‘Near the cross.. .stood his mother’ [John 19.25]. It was in response to Protestant criticisms of depictions of the melodramatic swooning of the Virgin Mary – which characterized for them the sensationalized and cultic images of the corrupt Catholic Church – that the Council of Trent recommended to artists a closer adherence to these words of John’s Gospel.

A standing Virgin thus came to replace a collapsed or fainting figure; a change which in turn was more congruous with the courageous, triumphant image of the Counter-Reformation. In this panel showing the Deposition from Rubens’ Antwerp altarpiece, the figure of the Virgin Mary shows little sign of physical weakness as she reaches up towards her Son, all her anguish concentrated in her pale face and pleading gestures.

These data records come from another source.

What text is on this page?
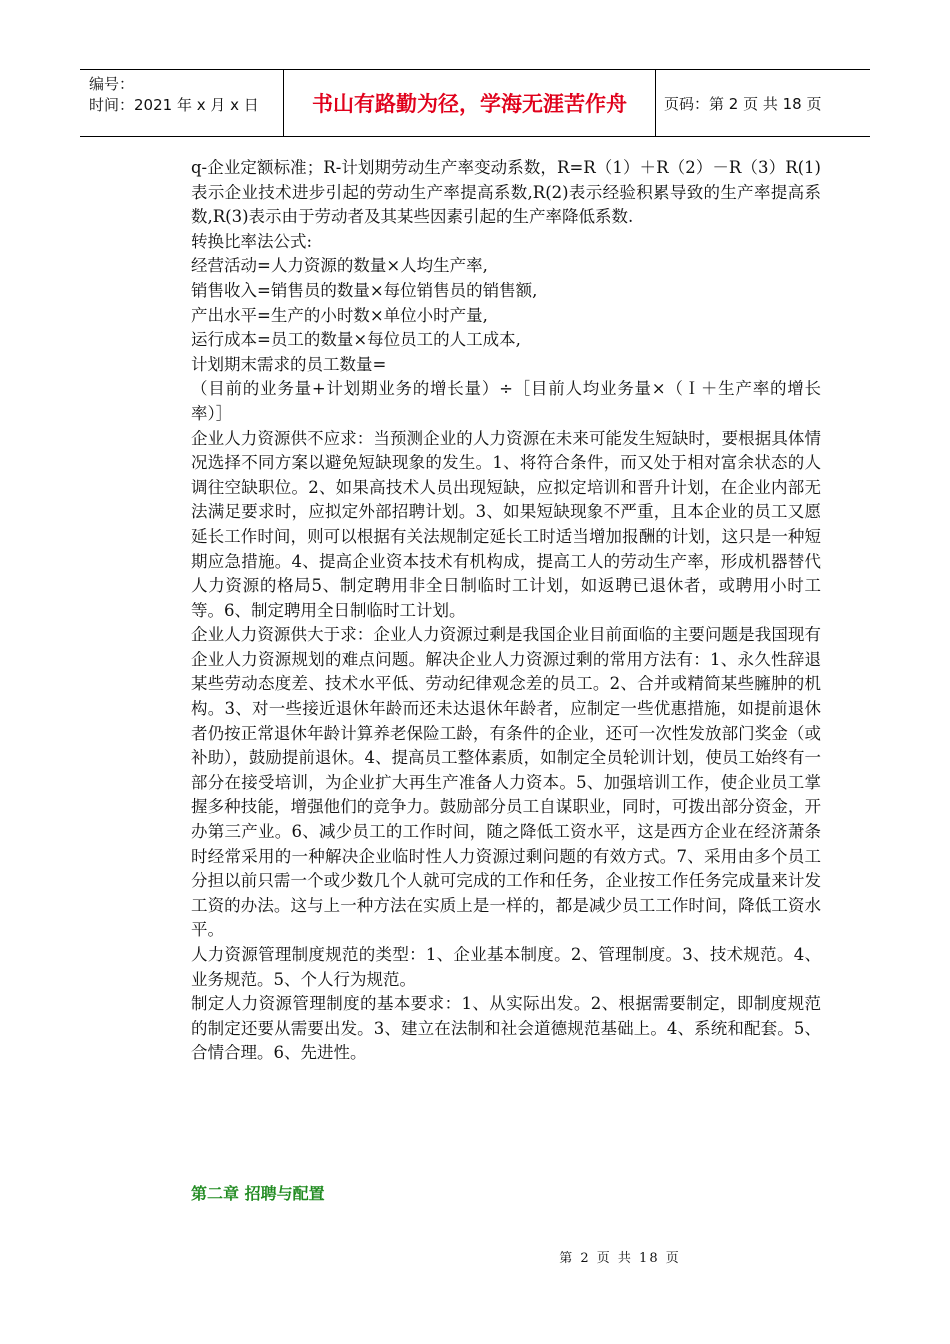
编号：
时间：2021 年 x 月 x 日	书山有路勤为径，学海无涯苦作舟	页码：第 2 页 共 18 页

q-企业定额标准；R-计划期劳动生产率变动系数，R=R（1）＋R（2）－R（3）R(1)表示企业技术进步引起的劳动生产率提高系数,R(2)表示经验积累导致的生产率提高系数,R(3)表示由于劳动者及其某些因素引起的生产率降低系数.

转换比率法公式:

经营活动=人力资源的数量×人均生产率,

销售收入=销售员的数量×每位销售员的销售额,

产出水平=生产的小时数×单位小时产量,

运行成本=员工的数量×每位员工的人工成本,

计划期末需求的员工数量=

（目前的业务量+计划期业务的增长量）÷［目前人均业务量×（Ｉ＋生产率的增长率）］

企业人力资源供不应求：当预测企业的人力资源在未来可能发生短缺时，要根据具体情况选择不同方案以避免短缺现象的发生。1、将符合条件，而又处于相对富余状态的人调往空缺职位。2、如果高技术人员出现短缺，应拟定培训和晋升计划，在企业内部无法满足要求时，应拟定外部招聘计划。3、如果短缺现象不严重，且本企业的员工又愿延长工作时间，则可以根据有关法规制定延长工时适当增加报酬的计划，这只是一种短期应急措施。4、提高企业资本技术有机构成，提高工人的劳动生产率，形成机器替代人力资源的格局5、制定聘用非全日制临时工计划，如返聘已退休者，或聘用小时工等。6、制定聘用全日制临时工计划。

企业人力资源供大于求：企业人力资源过剩是我国企业目前面临的主要问题是我国现有企业人力资源规划的难点问题。解决企业人力资源过剩的常用方法有：1、永久性辞退某些劳动态度差、技术水平低、劳动纪律观念差的员工。2、合并或精简某些臃肿的机构。3、对一些接近退休年龄而还未达退休年龄者，应制定一些优惠措施，如提前退休者仍按正常退休年龄计算养老保险工龄，有条件的企业，还可一次性发放部门奖金（或补助），鼓励提前退休。4、提高员工整体素质，如制定全员轮训计划，使员工始终有一部分在接受培训，为企业扩大再生产准备人力资本。5、加强培训工作，使企业员工掌握多种技能，增强他们的竞争力。鼓励部分员工自谋职业，同时，可拨出部分资金，开办第三产业。6、减少员工的工作时间，随之降低工资水平，这是西方企业在经济萧条时经常采用的一种解决企业临时性人力资源过剩问题的有效方式。7、采用由多个员工分担以前只需一个或少数几个人就可完成的工作和任务，企业按工作任务完成量来计发工资的办法。这与上一种方法在实质上是一样的，都是减少员工工作时间，降低工资水平。

人力资源管理制度规范的类型：1、企业基本制度。2、管理制度。3、技术规范。4、业务规范。5、个人行为规范。

制定人力资源管理制度的基本要求：1、从实际出发。2、根据需要制定，即制度规范的制定还要从需要出发。3、建立在法制和社会道德规范基础上。4、系统和配套。5、合情合理。6、先进性。

第二章 招聘与配置
第 2 页 共 18 页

The work of Peter Paul Rubens is instrumental in defining the emotional fervour and intense religiosity of the visual language of the Counter-Reformation in the Spanish Netherlands. Himself a convert Catholic, Rubens worked in Antwerp at a time when the Catholic Archdukes Albert and Isabella were supervising projects of religious and economic revival in the city.

It was as part of this widespread resurgence of religious imagery, placing an emphasis on the glorification of the Virgin and the saints after the destructions of iconoclasm, that Rubens was commissioned to paint this altarpiece between 1610 and 1614 for Antwerp cathedral.

Despite its sweeping diagonal composition and dramatic deep shadows, the new figure of the courageous Virgin reminds us of the Counter-Reformation Church’s staunch and transcendent defiance.